Ayrıca Amerika için Rusya’yla veya Rusya için Amerika’yla ilişkilerinden de vazgeçecek değil.
Dengeleri gözeterek kıldan ince bir yolda yürümek gerekse de ülkemizin milli güvenliği ve çıkarları için kendi bağımsız rotamızdan şaşmamamız gerekiyor.
Şayet El Bab’ta yaşanan gerçekten bir kaza ise o kazaya sebep olanlar ortaya çıkarılıp cezalandırılması sağlanmalı.
Rusya, o binanın DAEŞ’e ait olduğu bilgisinin nereden geldiğini ve Rus uçağına koordinatları kimin verdiğini açıklamak zorunda.

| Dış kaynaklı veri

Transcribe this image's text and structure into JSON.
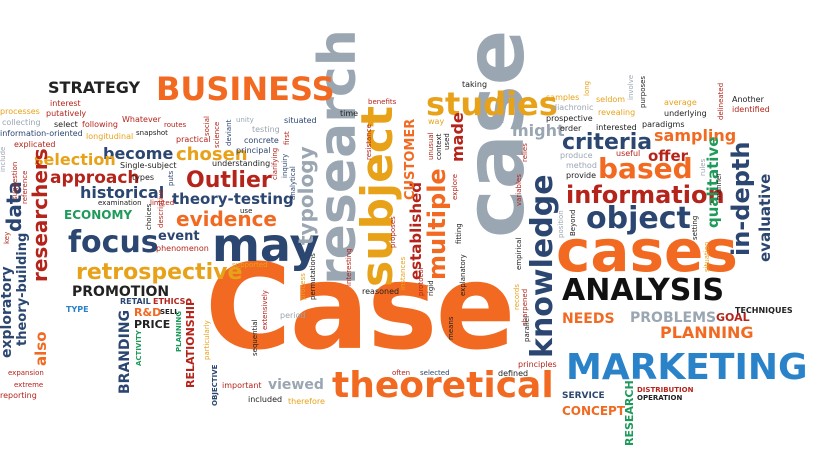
{
  "colors": {
    "orange": "#f26a21",
    "blue": "#2a82c9",
    "navy": "#2b4670",
    "gray": "#9aa6b2",
    "lightblue": "#4aa8e0",
    "gold": "#e8a21a",
    "darkred": "#b5241b",
    "green": "#1e9a5a",
    "black": "#111111",
    "slate": "#5f6d7b"
  },
  "words": {
    "case": "Case",
    "case_vertical": "case",
    "cases": "cases",
    "research": "research",
    "subject": "subject",
    "studies": "studies",
    "business": "BUSINESS",
    "strategy": "STRATEGY",
    "marketing": "MARKETING",
    "analysis": "ANALYSIS",
    "theoretical": "theoretical",
    "knowledge": "knowledge",
    "information": "information",
    "object": "object",
    "in_depth": "in-depth",
    "may": "may",
    "focus": "focus",
    "retrospective": "retrospective",
    "outlier": "Outlier",
    "evidence": "evidence",
    "theory_testing": "theory-testing",
    "typology": "typology",
    "chosen": "chosen",
    "become": "become",
    "approach": "approach",
    "historical": "historical",
    "selection": "selection",
    "researchers": "researchers",
    "data": "data",
    "economy": "ECONOMY",
    "promotion": "PROMOTION",
    "branding": "BRANDING",
    "needs": "NEEDS",
    "problems": "PROBLEMS",
    "planning": "PLANNING",
    "planning_small": "PLANNING",
    "goal": "GOAL",
    "techniques": "TECHNIQUES",
    "service": "SERVICE",
    "concept": "CONCEPT",
    "research_caps": "RESEARCH",
    "distribution": "DISTRIBUTION",
    "operation": "OPERATION",
    "criteria": "criteria",
    "based": "based",
    "sampling": "sampling",
    "offer": "offer",
    "qualitative": "qualitative",
    "evaluative": "evaluative",
    "might": "might",
    "multiple": "multiple",
    "established": "established",
    "made": "made",
    "customer": "CUSTOMER",
    "viewed": "viewed",
    "retail": "RETAIL",
    "ethics": "ETHICS",
    "r_and_d": "R&D",
    "sell": "SELL",
    "price": "PRICE",
    "activity": "ACTIVITY",
    "relationship": "RELATIONSHIP",
    "objective": "OBJECTIVE",
    "type": "TYPE",
    "exploratory": "exploratory",
    "theory_building": "theory-building",
    "also": "also",
    "event": "event",
    "phenomenon": "phenomenon",
    "examination": "examination",
    "limited": "limited",
    "choices": "choices",
    "descriptive": "descriptive",
    "puts": "puts",
    "types": "types",
    "single_subject": "Single-subject",
    "understanding": "understanding",
    "concrete": "concrete",
    "principal": "principal",
    "testing": "testing",
    "unity": "unity",
    "deviant": "deviant",
    "science": "science",
    "social": "social",
    "practical": "practical",
    "routes": "routes",
    "snapshot": "snapshot",
    "whatever": "Whatever",
    "following": "following",
    "longitudinal": "longitudinal",
    "select": "select",
    "putatively": "putatively",
    "interest": "interest",
    "processes": "processes",
    "collecting": "collecting",
    "information_oriented": "information-oriented",
    "explicated": "explicated",
    "include": "include",
    "suggestion": "suggestion",
    "reference": "reference",
    "key": "key",
    "situated": "situated",
    "first": "first",
    "clarifying": "clarifying",
    "inquiry": "inquiry",
    "analytical": "analytical",
    "use": "use",
    "supported": "supported",
    "extensively": "extensively",
    "sequential": "sequential",
    "period": "period",
    "particularly": "particularly",
    "important": "important",
    "included": "included",
    "therefore": "therefore",
    "expansion": "expansion",
    "extreme": "extreme",
    "reporting": "reporting",
    "often": "often",
    "selected": "selected",
    "defined": "defined",
    "principles": "principles",
    "reasoned": "reasoned",
    "permutations": "permutations",
    "interesting": "interesting",
    "process": "process",
    "resistance": "resistance",
    "benefits": "benefits",
    "time": "time",
    "proposes": "proposes",
    "instances": "instances",
    "protocol": "protocol",
    "rigid": "rigid",
    "unusual": "unusual",
    "context": "context",
    "used": "used",
    "explore": "explore",
    "way": "way",
    "taking": "taking",
    "future": "future",
    "fitting": "fitting",
    "explanatory": "explanatory",
    "means": "means",
    "variables": "variables",
    "relies": "relies",
    "empirical": "empirical",
    "records": "records",
    "sharpened": "sharpened",
    "parallel": "parallel",
    "samples": "samples",
    "diachronic": "diachronic",
    "prospective": "prospective",
    "order": "order",
    "produce": "produce",
    "method": "method",
    "provide": "provide",
    "position": "position",
    "beyond": "Beyond",
    "long": "long",
    "seldom": "seldom",
    "revealing": "revealing",
    "interested": "interested",
    "involve": "involve",
    "purposes": "purposes",
    "average": "average",
    "underlying": "underlying",
    "paradigms": "paradigms",
    "useful": "useful",
    "delineated": "delineated",
    "another": "Another",
    "identified": "identified",
    "setting": "setting",
    "situation": "situation",
    "rules": "rules",
    "manner": "manner"
  }
}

Kommersant gazetesi, Türk askerlerinin Rus tarafına haber verilmeden hava saldırısının düzenleneceği alana konuşlandırılmış olabileceğini öne sürdü.
Kremlin Sözcüsü Dmitriy Peskov da “Uçaklarımız, Türk partnerlerimizin verdiği koordinatlara göre hareket etti, orada Türk askerlerinin bulunmaması gerekiyordu” dedi.
Bu iddialar, koordinasyon eksikliği nedeniyle bir kaza yaşandığı savını güçlendirse de söz konusu binada o an DAEŞ unsurlarının bulunduğu bilgisinin kaynağını açıklamıyor.
Şayet Rusya bir şekilde intikam almak veya mesaj vermek istemişse o mesaja gereken cevap yeri ve zamanı geldiğinde en uygun şekilde verilecektir.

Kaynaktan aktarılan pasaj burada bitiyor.